Submitter:Philipp Klaus Krause
Submission Date:2018-06-14

Summary:

Make mblen, mbtowc, and wctomb thread-safer.

This is an updated version of N2246 that takes into account comments from the discussion immediately following the Brno meeting.

Justification:

At London, the committee wanted to resolve CR 498 by stating that mblen, mbtowc, and wctomb are not thread safe, even when the encoding is not state-dependent.

However, there would be advantages to making them thread-safe for encodings that are not state-dependent. Such a change should be considered for the future C standard.

For encodings that are not state-dependent, mbtowc, and wctomb can easily be implemented without using any internal state. mblen() can easily be implemented without internal state even for state-dependent encodings. Making this a requirement would allow multithreaded applications to use these functions (as long as it is known that the encoding is not state-dependent, which is true for nearly all encodings and can be queried using existing functionality).

Currently, multithreaded application have to use synchronization or use the restartable mbrlen(), etc instead. Neither is a good option where speed or code size matters.

Synchronization obviously has quite some overhead, and unnecessary synchronization should be avoided for multithreaded programs.

The restartable functions are slow and big (being restartable they need to be able to handle incomplete input). This can be seen in CR 498, and was stated by multiple attendants of the London meeting.

Proposed changes:

§7.22.7 from (text from the current proposed technical corrigendum for CR 498)
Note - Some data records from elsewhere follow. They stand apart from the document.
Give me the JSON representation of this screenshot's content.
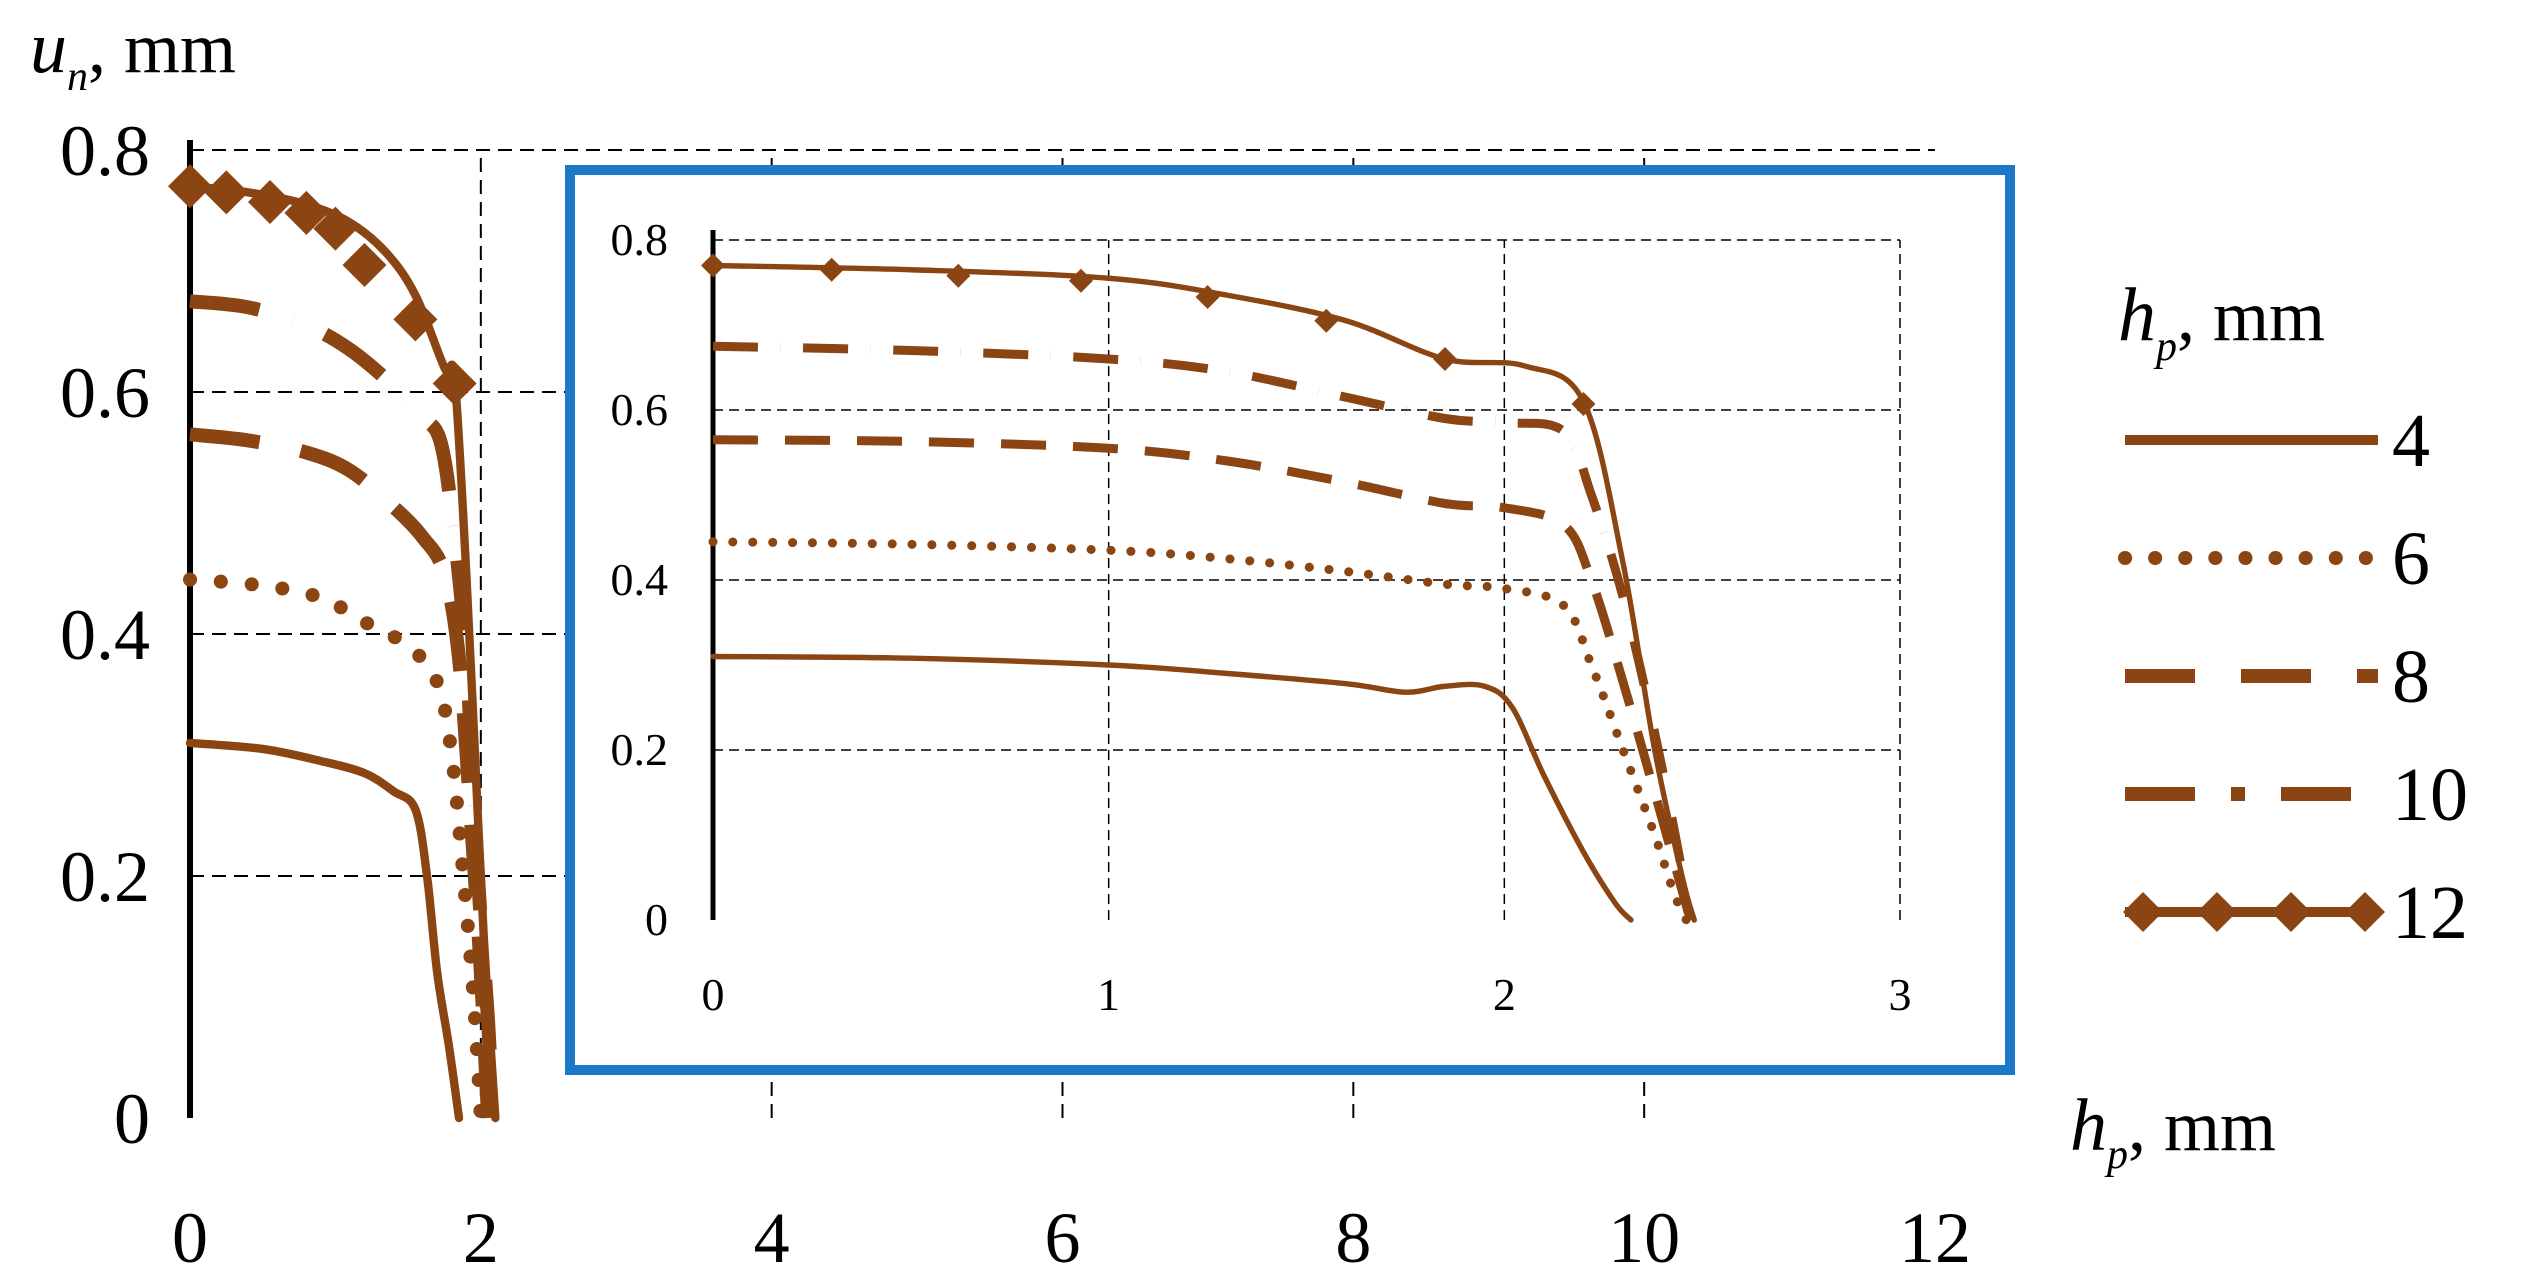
{
  "colors": {
    "series": "#8B4513",
    "inset_border": "#1E78C8"
  },
  "chart_data": [
    {
      "id": "main",
      "type": "line",
      "y_axis_label": {
        "symbol": "u",
        "subscript": "n",
        "unit": ", mm"
      },
      "x_axis_label": {
        "symbol": "h",
        "subscript": "p",
        "unit": ", mm"
      },
      "xlim": [
        0,
        12
      ],
      "ylim": [
        0,
        0.8
      ],
      "x_ticks": [
        "0",
        "2",
        "4",
        "6",
        "8",
        "10",
        "12"
      ],
      "y_ticks": [
        "0",
        "0.2",
        "0.4",
        "0.6",
        "0.8"
      ],
      "grid": true,
      "series": [
        {
          "name": "4",
          "style": "solid",
          "points": [
            [
              0,
              0.31
            ],
            [
              0.5,
              0.305
            ],
            [
              0.9,
              0.295
            ],
            [
              1.2,
              0.285
            ],
            [
              1.4,
              0.27
            ],
            [
              1.55,
              0.255
            ],
            [
              1.63,
              0.2
            ],
            [
              1.7,
              0.12
            ],
            [
              1.78,
              0.06
            ],
            [
              1.85,
              0.0
            ]
          ]
        },
        {
          "name": "6",
          "style": "dotted",
          "points": [
            [
              0,
              0.445
            ],
            [
              0.5,
              0.44
            ],
            [
              0.9,
              0.43
            ],
            [
              1.2,
              0.41
            ],
            [
              1.5,
              0.39
            ],
            [
              1.7,
              0.36
            ],
            [
              1.8,
              0.3
            ],
            [
              1.88,
              0.2
            ],
            [
              1.95,
              0.1
            ],
            [
              2.0,
              0.0
            ]
          ]
        },
        {
          "name": "8",
          "style": "dashed",
          "points": [
            [
              0,
              0.565
            ],
            [
              0.4,
              0.56
            ],
            [
              0.8,
              0.55
            ],
            [
              1.1,
              0.535
            ],
            [
              1.4,
              0.505
            ],
            [
              1.6,
              0.48
            ],
            [
              1.75,
              0.45
            ],
            [
              1.85,
              0.38
            ],
            [
              1.93,
              0.25
            ],
            [
              2.0,
              0.12
            ],
            [
              2.05,
              0.0
            ]
          ]
        },
        {
          "name": "10",
          "style": "dashdot",
          "points": [
            [
              0,
              0.675
            ],
            [
              0.4,
              0.67
            ],
            [
              0.8,
              0.655
            ],
            [
              1.1,
              0.635
            ],
            [
              1.4,
              0.605
            ],
            [
              1.6,
              0.58
            ],
            [
              1.72,
              0.56
            ],
            [
              1.8,
              0.5
            ],
            [
              1.9,
              0.38
            ],
            [
              1.98,
              0.2
            ],
            [
              2.05,
              0.08
            ],
            [
              2.08,
              0.0
            ]
          ]
        },
        {
          "name": "12",
          "style": "diamond",
          "points": [
            [
              0,
              0.77
            ],
            [
              0.4,
              0.765
            ],
            [
              0.8,
              0.755
            ],
            [
              1.1,
              0.74
            ],
            [
              1.35,
              0.715
            ],
            [
              1.55,
              0.68
            ],
            [
              1.75,
              0.62
            ],
            [
              1.82,
              0.61
            ],
            [
              1.9,
              0.45
            ],
            [
              1.96,
              0.3
            ],
            [
              2.02,
              0.15
            ],
            [
              2.1,
              0.0
            ]
          ],
          "markers": [
            [
              0,
              0.77
            ],
            [
              0.25,
              0.765
            ],
            [
              0.55,
              0.757
            ],
            [
              0.8,
              0.748
            ],
            [
              1.0,
              0.735
            ],
            [
              1.2,
              0.705
            ],
            [
              1.55,
              0.66
            ],
            [
              1.82,
              0.607
            ]
          ]
        }
      ]
    },
    {
      "id": "inset",
      "type": "line",
      "xlim": [
        0,
        3
      ],
      "ylim": [
        0,
        0.8
      ],
      "x_ticks": [
        "0",
        "1",
        "2",
        "3"
      ],
      "y_ticks": [
        "0",
        "0.2",
        "0.4",
        "0.6",
        "0.8"
      ],
      "grid": true,
      "series": [
        {
          "name": "4",
          "style": "solid",
          "points": [
            [
              0,
              0.31
            ],
            [
              0.5,
              0.308
            ],
            [
              1.0,
              0.3
            ],
            [
              1.3,
              0.29
            ],
            [
              1.6,
              0.278
            ],
            [
              1.75,
              0.268
            ],
            [
              1.85,
              0.275
            ],
            [
              1.95,
              0.275
            ],
            [
              2.02,
              0.25
            ],
            [
              2.1,
              0.17
            ],
            [
              2.2,
              0.08
            ],
            [
              2.28,
              0.02
            ],
            [
              2.32,
              0.0
            ]
          ]
        },
        {
          "name": "6",
          "style": "dotted",
          "points": [
            [
              0,
              0.445
            ],
            [
              0.5,
              0.442
            ],
            [
              1.0,
              0.435
            ],
            [
              1.3,
              0.425
            ],
            [
              1.6,
              0.41
            ],
            [
              1.85,
              0.395
            ],
            [
              2.0,
              0.39
            ],
            [
              2.15,
              0.37
            ],
            [
              2.22,
              0.3
            ],
            [
              2.3,
              0.2
            ],
            [
              2.38,
              0.1
            ],
            [
              2.43,
              0.03
            ],
            [
              2.46,
              0.0
            ]
          ]
        },
        {
          "name": "8",
          "style": "dashed",
          "points": [
            [
              0,
              0.565
            ],
            [
              0.5,
              0.563
            ],
            [
              1.0,
              0.555
            ],
            [
              1.3,
              0.54
            ],
            [
              1.6,
              0.515
            ],
            [
              1.85,
              0.49
            ],
            [
              2.0,
              0.485
            ],
            [
              2.15,
              0.465
            ],
            [
              2.22,
              0.4
            ],
            [
              2.3,
              0.28
            ],
            [
              2.38,
              0.15
            ],
            [
              2.44,
              0.05
            ],
            [
              2.47,
              0.0
            ]
          ]
        },
        {
          "name": "10",
          "style": "dashdot",
          "points": [
            [
              0,
              0.675
            ],
            [
              0.5,
              0.67
            ],
            [
              1.0,
              0.66
            ],
            [
              1.3,
              0.645
            ],
            [
              1.6,
              0.615
            ],
            [
              1.85,
              0.59
            ],
            [
              2.0,
              0.585
            ],
            [
              2.15,
              0.575
            ],
            [
              2.22,
              0.5
            ],
            [
              2.3,
              0.38
            ],
            [
              2.38,
              0.22
            ],
            [
              2.44,
              0.08
            ],
            [
              2.47,
              0.0
            ]
          ]
        },
        {
          "name": "12",
          "style": "diamond",
          "points": [
            [
              0,
              0.77
            ],
            [
              0.5,
              0.765
            ],
            [
              1.0,
              0.755
            ],
            [
              1.3,
              0.735
            ],
            [
              1.6,
              0.705
            ],
            [
              1.85,
              0.66
            ],
            [
              2.05,
              0.652
            ],
            [
              2.2,
              0.61
            ],
            [
              2.3,
              0.42
            ],
            [
              2.38,
              0.2
            ],
            [
              2.45,
              0.05
            ],
            [
              2.48,
              0.0
            ]
          ],
          "markers": [
            [
              0,
              0.77
            ],
            [
              0.3,
              0.765
            ],
            [
              0.62,
              0.758
            ],
            [
              0.93,
              0.752
            ],
            [
              1.25,
              0.733
            ],
            [
              1.55,
              0.705
            ],
            [
              1.85,
              0.66
            ],
            [
              2.2,
              0.607
            ]
          ]
        }
      ]
    }
  ],
  "legend": {
    "title": {
      "symbol": "h",
      "subscript": "p",
      "unit": ", mm"
    },
    "entries": [
      "4",
      "6",
      "8",
      "10",
      "12"
    ]
  }
}
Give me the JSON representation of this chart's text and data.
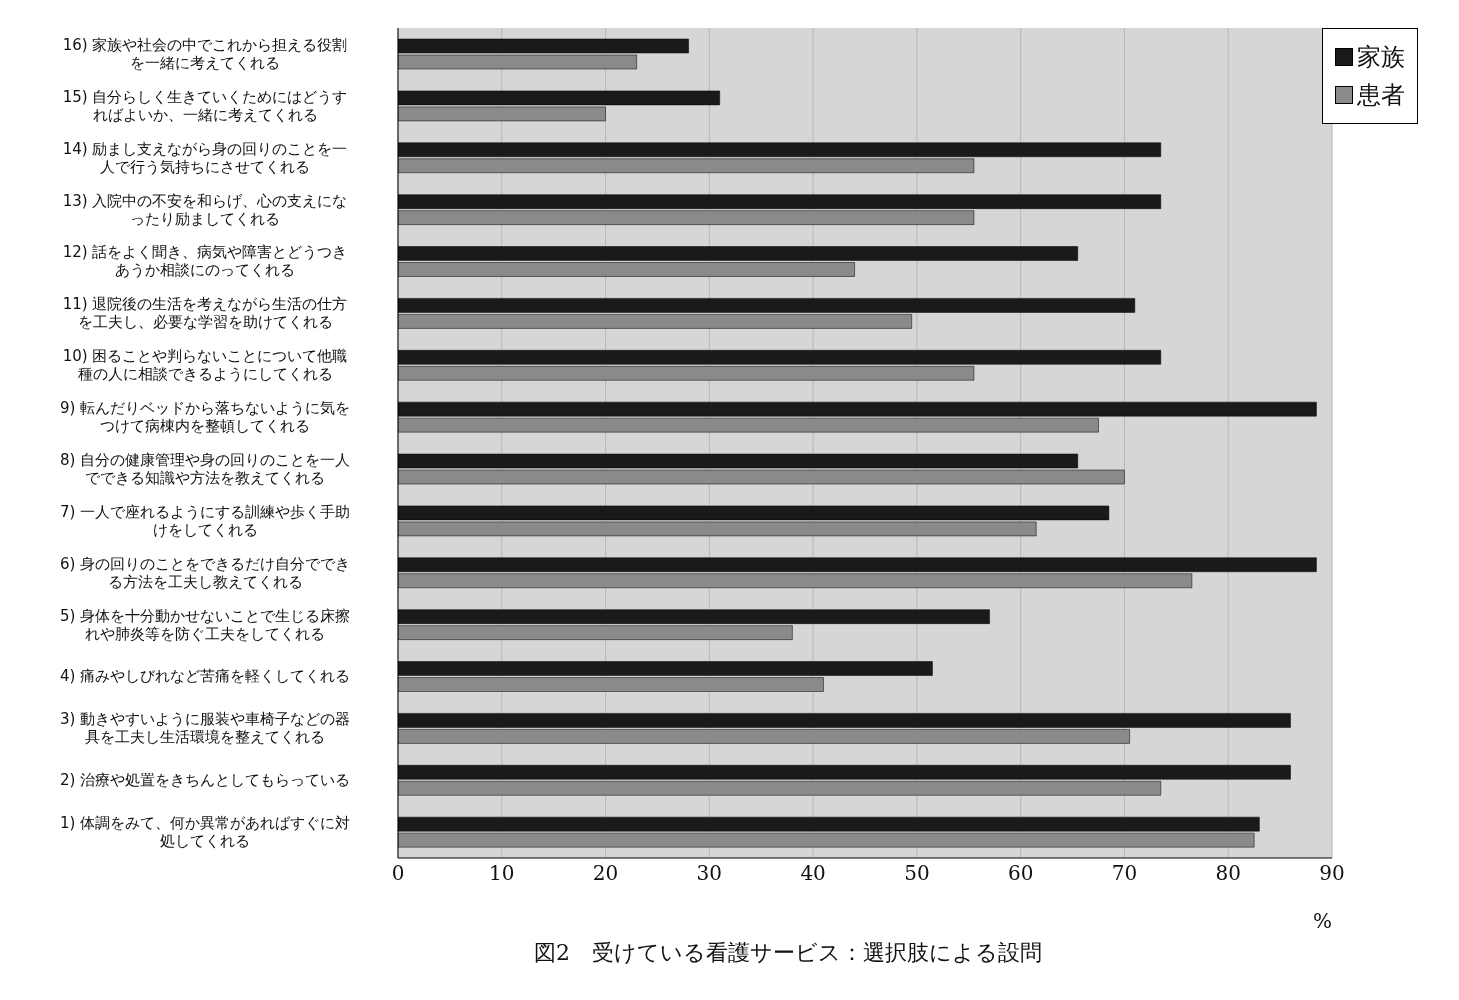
{
  "chart_data": {
    "type": "bar",
    "orientation": "horizontal",
    "title": "図2　受けている看護サービス：選択肢による設問",
    "xlabel": "%",
    "categories": [
      "16) 家族や社会の中でこれから担える役割を一緒に考えてくれる",
      "15) 自分らしく生きていくためにはどうすればよいか、一緒に考えてくれる",
      "14) 励まし支えながら身の回りのことを一人で行う気持ちにさせてくれる",
      "13) 入院中の不安を和らげ、心の支えになったり励ましてくれる",
      "12) 話をよく聞き、病気や障害とどうつきあうか相談にのってくれる",
      "11) 退院後の生活を考えながら生活の仕方を工夫し、必要な学習を助けてくれる",
      "10) 困ることや判らないことについて他職種の人に相談できるようにしてくれる",
      "9) 転んだりベッドから落ちないように気をつけて病棟内を整頓してくれる",
      "8) 自分の健康管理や身の回りのことを一人でできる知識や方法を教えてくれる",
      "7) 一人で座れるようにする訓練や歩く手助けをしてくれる",
      "6) 身の回りのことをできるだけ自分でできる方法を工夫し教えてくれる",
      "5) 身体を十分動かせないことで生じる床擦れや肺炎等を防ぐ工夫をしてくれる",
      "4) 痛みやしびれなど苦痛を軽くしてくれる",
      "3) 動きやすいように服装や車椅子などの器具を工夫し生活環境を整えてくれる",
      "2) 治療や処置をきちんとしてもらっている",
      "1) 体調をみて、何か異常があればすぐに対処してくれる"
    ],
    "series": [
      {
        "name": "家族",
        "color": "#1a1a1a",
        "values": [
          28,
          31,
          73.5,
          73.5,
          65.5,
          71,
          73.5,
          88.5,
          65.5,
          68.5,
          88.5,
          57,
          51.5,
          86,
          86,
          83
        ]
      },
      {
        "name": "患者",
        "color": "#8a8a8a",
        "values": [
          23,
          20,
          55.5,
          55.5,
          44,
          49.5,
          55.5,
          67.5,
          70,
          61.5,
          76.5,
          38,
          41,
          70.5,
          73.5,
          82.5
        ]
      }
    ],
    "xlim": [
      0,
      90
    ],
    "xticks": [
      0,
      10,
      20,
      30,
      40,
      50,
      60,
      70,
      80,
      90
    ],
    "grid": "x",
    "legend": "top right"
  }
}
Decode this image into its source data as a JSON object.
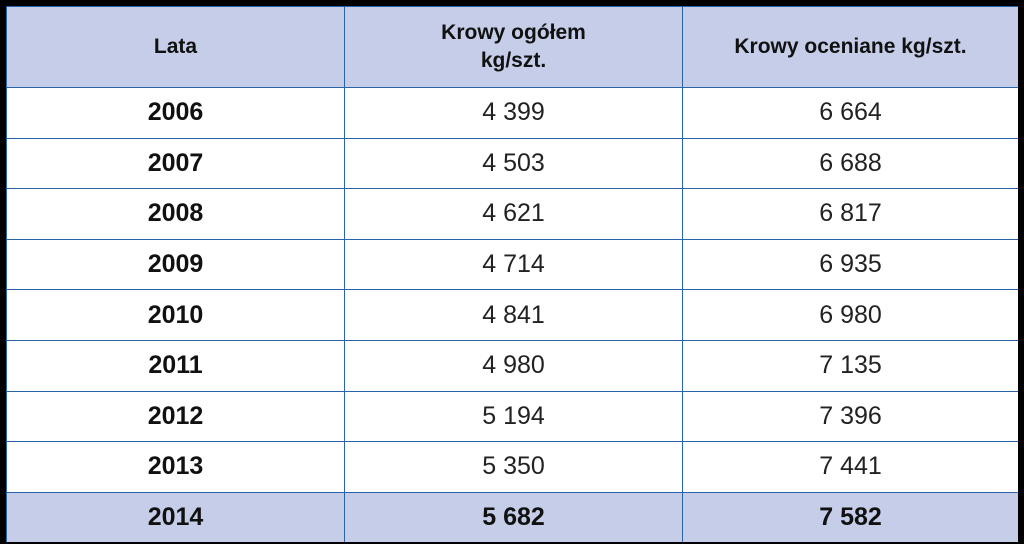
{
  "table": {
    "headers": {
      "col1": "Lata",
      "col2_line1": "Krowy ogółem",
      "col2_line2": "kg/szt.",
      "col3": "Krowy oceniane kg/szt."
    },
    "rows": [
      {
        "year": "2006",
        "total": "4 399",
        "assessed": "6 664"
      },
      {
        "year": "2007",
        "total": "4 503",
        "assessed": "6 688"
      },
      {
        "year": "2008",
        "total": "4 621",
        "assessed": "6 817"
      },
      {
        "year": "2009",
        "total": "4 714",
        "assessed": "6 935"
      },
      {
        "year": "2010",
        "total": "4 841",
        "assessed": "6 980"
      },
      {
        "year": "2011",
        "total": "4 980",
        "assessed": "7 135"
      },
      {
        "year": "2012",
        "total": "5 194",
        "assessed": "7 396"
      },
      {
        "year": "2013",
        "total": "5 350",
        "assessed": "7 441"
      },
      {
        "year": "2014",
        "total": "5 682",
        "assessed": "7 582"
      }
    ]
  },
  "colors": {
    "header_bg": "#c6cde8",
    "border": "#2a64a8",
    "frame": "#000000"
  }
}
The behavior of the multibyte character functions is affected by the LC_CTYPE category of the current locale. For a state-dependent encoding, each function is placed into its initial conversion state at program startup and can be returned to that state by a call for which its character pointer argument, s, is a null pointer. Subsequent calls with s as other than a null pointer cause the internal conversion state of the function to be altered as necessary. A call with s as a null pointer causes these functions to return a nonzero value if encodings have state dependency, and zero otherwise.305) Changing the LC_CTYPE category causes the conversion state of these functions to be indeterminate. A call to any one of these functions may introduce a data race with a call to any other function in this subclause.

to

The behavior of the multibyte character functions is affected by the LC_CTYPE category of the current locale. For a state-dependent encoding, the mbtowc and wctomb functions are placed into its initial conversion state at program startup and can be returned to that state by a call for which its character pointer argument, s, is a null pointer. Subsequent calls with s as other than a null pointer cause the internal conversion state of the function to be altered as necessary. A call with s as a null pointer causes these functions to return a nonzero value if encodings have state dependency, and zero otherwise.305) Changing the LC_CTYPE category causes the conversion state of the mbtowc and wctomb functions to be indeterminate. For state-dependent encodings only, the mbtowc and wctomb functions are not required to avoid data races with other calls to the same function.